Le groupe s’arrêta sur cette constatation. Jessica décida volontairement ne pas intervenir pour laisser chacun cheminer jusqu’au prochain groupe. Elle avait une idée derrière la tête et elle voulait voir s’il était possible de la réaliser.

–Bravo vous avez bien travaillé. Bon week-end à vous et on se voit mardi.

Chapitre6

La sonnette de la porte d’entrée fit sursauter Jessica. On était samedi après-midi. Elle était confortablement installée dans un transat à profiter des premiers rayons du soleil, annonciateurs du début du printemps. Un bon livre entre les mains, elle n’avait rien prévu d’autre du week-end.

–Bonjour, lui dit un bel homme en costard anthracite quand elle ouvrit la porte.

–Ricardo… qu’est-ce que tu fais ici ? demanda-t-elle surprise.

–Moi, aussi je suis ravi de te revoir, lui rétorqua-t-il, d’un ton moqueur en réponse à l’expression de son visage qui se montrait peu accueillant.

–Excuse-moi. Entre, je t’en prie. Je ne m’attendais pas à ta visite… ni à avoir de la visite d’ailleurs, ajouta-t-elle en regardant sa tenue vestimentaire avec unemoue.

–Moi, je te trouve magnifique… dit-il en plantant son regard dans lesien.

Jessica recula pour le laisser entrer, et surtout, pour éviter qu’il ne remarque le rouge qui colorait ses joues. L’invitant à s’installer à la table du jardin, elle-même se retira dans la cuisine le temps d’aller préparer du thé. Cet interlude lui permit de se remémorer leur rencontre qui datait de l’été précédent, au mariage de son frère et de Ben.

Ricardo et Ben se connaissaient depuis l’enfance.
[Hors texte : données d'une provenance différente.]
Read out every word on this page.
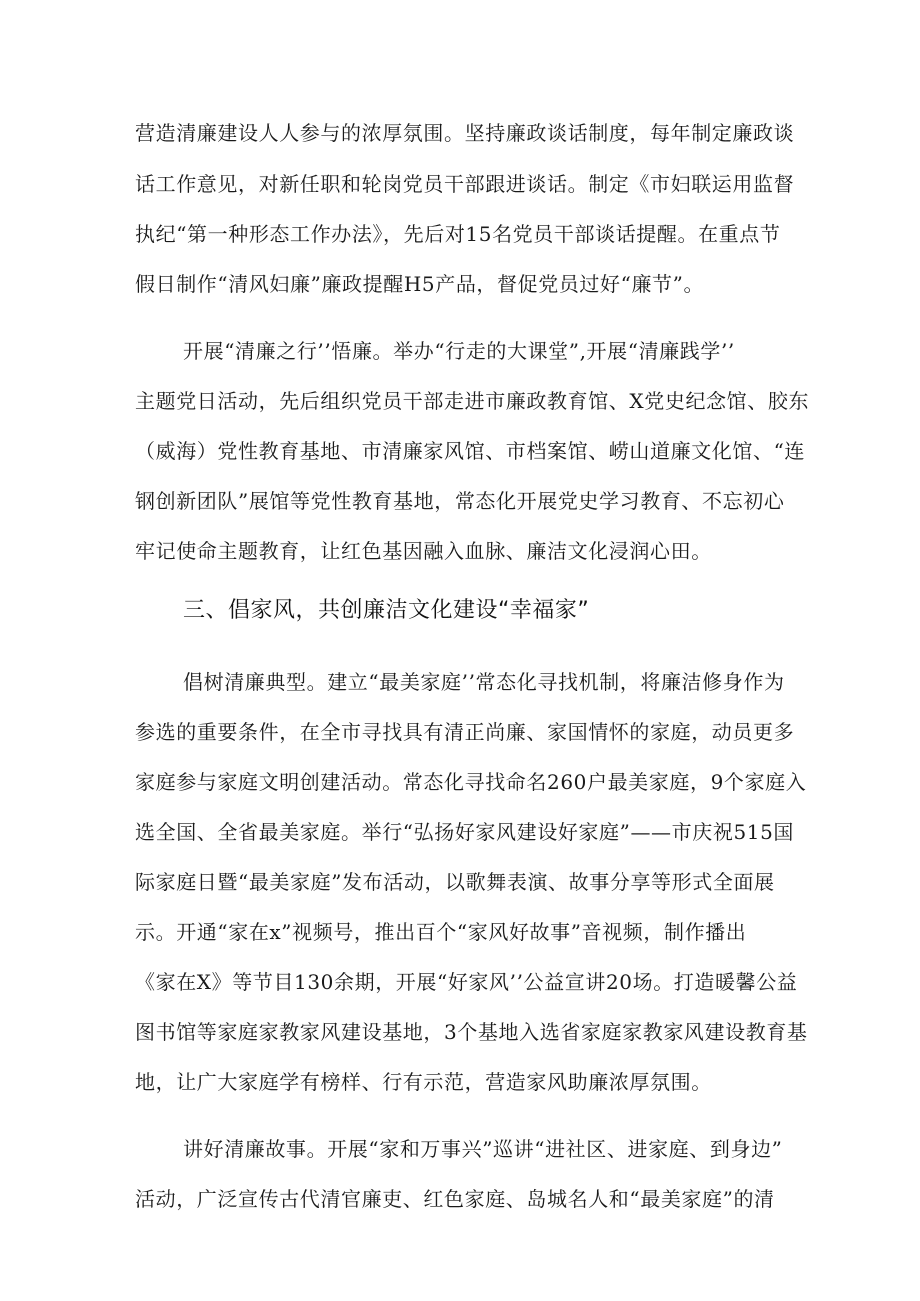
营造清廉建设人人参与的浓厚氛围。坚持廉政谈话制度，每年制定廉政谈
话工作意见，对新任职和轮岗党员干部跟进谈话。制定《市妇联运用监督
执纪“第一种形态工作办法》，先后对15名党员干部谈话提醒。在重点节
假日制作“清风妇廉”廉政提醒H5产品，督促党员过好“廉节”。
开展“清廉之行’’悟廉。举办“行走的大课堂”,开展“清廉践学’’
主题党日活动，先后组织党员干部走进市廉政教育馆、X党史纪念馆、胶东
（威海）党性教育基地、市清廉家风馆、市档案馆、崂山道廉文化馆、“连
钢创新团队”展馆等党性教育基地，常态化开展党史学习教育、不忘初心
牢记使命主题教育，让红色基因融入血脉、廉洁文化浸润心田。
三、倡家风，共创廉洁文化建设“幸福家”
倡树清廉典型。建立“最美家庭’’常态化寻找机制，将廉洁修身作为
参选的重要条件，在全市寻找具有清正尚廉、家国情怀的家庭，动员更多
家庭参与家庭文明创建活动。常态化寻找命名260户最美家庭，9个家庭入
选全国、全省最美家庭。举行“弘扬好家风建设好家庭”——市庆祝515国
际家庭日暨“最美家庭”发布活动，以歌舞表演、故事分享等形式全面展
示。开通“家在x”视频号，推出百个“家风好故事”音视频，制作播出
《家在X》等节目130余期，开展“好家风’’公益宣讲20场。打造暖馨公益
图书馆等家庭家教家风建设基地，3个基地入选省家庭家教家风建设教育基
地，让广大家庭学有榜样、行有示范，营造家风助廉浓厚氛围。
讲好清廉故事。开展“家和万事兴”巡讲“进社区、进家庭、到身边”
活动，广泛宣传古代清官廉吏、红色家庭、岛城名人和“最美家庭”的清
Ils avaient grandi tous les deux dans un village à quelques kilomètres de Rio de Janeiro. A dix-huit ans, Ricardo avait quitté le Brésil. Sa mère étant brésilienne et son père américain, il avait choisi de s’engager dans les forces armées américaines. Les années et leurs professions respectives qui les envoyaient parcourir le monde n’avaient pas altéré leurs liens. Bien au contraire.

Elle se souvint de la soirée du mariage. Étant les témoins des mariés, ils s’étaient retrouvés assis l’un à côté de l’autre à la table d’honneur. Au cours de la soirée, Ricardo l’avait invitée à danser. Son attitude un peu trop self-confident l’avait profondément agacée. Le vrai cliché du militaire dans les séries américaines. Mais elle ne voulait pas contrarier les nouveaux mariés donc elle avait accepté.